Probing CP-violating Higgs-Gauge couplings with Higgsstrahlung at $e^-e^+$ collider

TL;DR

This study assesses how a future high-luminosity electron-positron collider can precisely probe CP-violating and CP-conserving Higgs-gauge interactions using Higgsstrahlung, polarization, and decay analyses within the SMEFT framework.

Contribution

It provides a comprehensive sensitivity analysis of SMEFT operators at a future collider, emphasizing the importance of polarization and spin correlations for precision measurements.

Findings

The $h o WW^ ext{star}$ channel is most sensitive to certain operators.

High luminosity improves bounds but systematics limit gains.

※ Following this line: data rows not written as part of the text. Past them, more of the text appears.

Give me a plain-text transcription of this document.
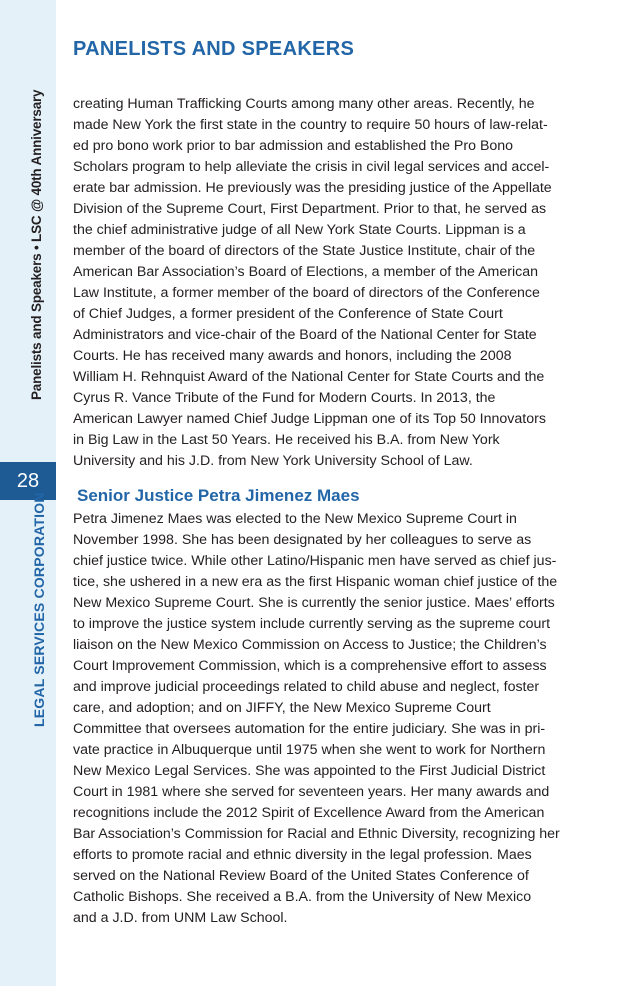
Panelists and Speakers • LSC @ 40th Anniversary
28
LEGAL SERVICES CORPORATION
PANELISTS AND SPEAKERS
creating Human Trafficking Courts among many other areas. Recently, he
made New York the first state in the country to require 50 hours of law-relat-
ed pro bono work prior to bar admission and established the Pro Bono
Scholars program to help alleviate the crisis in civil legal services and accel-
erate bar admission. He previously was the presiding justice of the Appellate
Division of the Supreme Court, First Department. Prior to that, he served as
the chief administrative judge of all New York State Courts. Lippman is a
member of the board of directors of the State Justice Institute, chair of the
American Bar Association’s Board of Elections, a member of the American
Law Institute, a former member of the board of directors of the Conference
of Chief Judges, a former president of the Conference of State Court
Administrators and vice-chair of the Board of the National Center for State
Courts. He has received many awards and honors, including the 2008
William H. Rehnquist Award of the National Center for State Courts and the
Cyrus R. Vance Tribute of the Fund for Modern Courts. In 2013, the
American Lawyer named Chief Judge Lippman one of its Top 50 Innovators
in Big Law in the Last 50 Years. He received his B.A. from New York
University and his J.D. from New York University School of Law.
Senior Justice Petra Jimenez Maes
Petra Jimenez Maes was elected to the New Mexico Supreme Court in
November 1998. She has been designated by her colleagues to serve as
chief justice twice. While other Latino/Hispanic men have served as chief jus-
tice, she ushered in a new era as the first Hispanic woman chief justice of the
New Mexico Supreme Court. She is currently the senior justice. Maes’ efforts
to improve the justice system include currently serving as the supreme court
liaison on the New Mexico Commission on Access to Justice; the Children’s
Court Improvement Commission, which is a comprehensive effort to assess
and improve judicial proceedings related to child abuse and neglect, foster
care, and adoption; and on JIFFY, the New Mexico Supreme Court
Committee that oversees automation for the entire judiciary. She was in pri-
vate practice in Albuquerque until 1975 when she went to work for Northern
New Mexico Legal Services. She was appointed to the First Judicial District
Court in 1981 where she served for seventeen years. Her many awards and
recognitions include the 2012 Spirit of Excellence Award from the American
Bar Association’s Commission for Racial and Ethnic Diversity, recognizing her
efforts to promote racial and ethnic diversity in the legal profession. Maes
served on the National Review Board of the United States Conference of
Catholic Bishops. She received a B.A. from the University of New Mexico
and a J.D. from UNM Law School.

Spin and polarization observables are crucial for sub-percent SMEFT coefficient precision.

Abstract

We investigate the sensitivity of a future high-luminosity $e^-e^+$ collider operating at $\sqrt{s}=250~\text{GeV}$ to CP-violating and CP-conserving anomalous $hVV$ interactions via the Higgsstrahlung process. The effects of new physics are parameterized in the Standard Model Effective Field Theory~(SMEFT) framework through six dimension-6 operators modifying the $hVV$ vertices. Using polarized beams and exploiting polarization and spin correlation asymmetries reconstructed from Higgs decay products, we perform a comprehensive analysis across the three dominant decay modes, $h\to b\bar{b}$, $WW^\star$, and $ZZ^\star$. The $h\to WW^\star$ channel exhibits the highest sensitivity to $\mathcal{O}_{HW}$ and $\mathcal{O}_{H\widetilde{W}}$, while the $b\bar{b}$ mode constrains the remaining operators with high statistical precision. Sensitivity studies incorporating luminosity scaling and systematic uncertainties show that the projected bounds improve significantly with increasing integrated luminosity, but saturate once experimental systematics exceed the few-percent level. These results highlight the crucial role of spin-based observables and beam polarization in achieving sub-percent precision on SMEFT coefficients at future lepton colliders.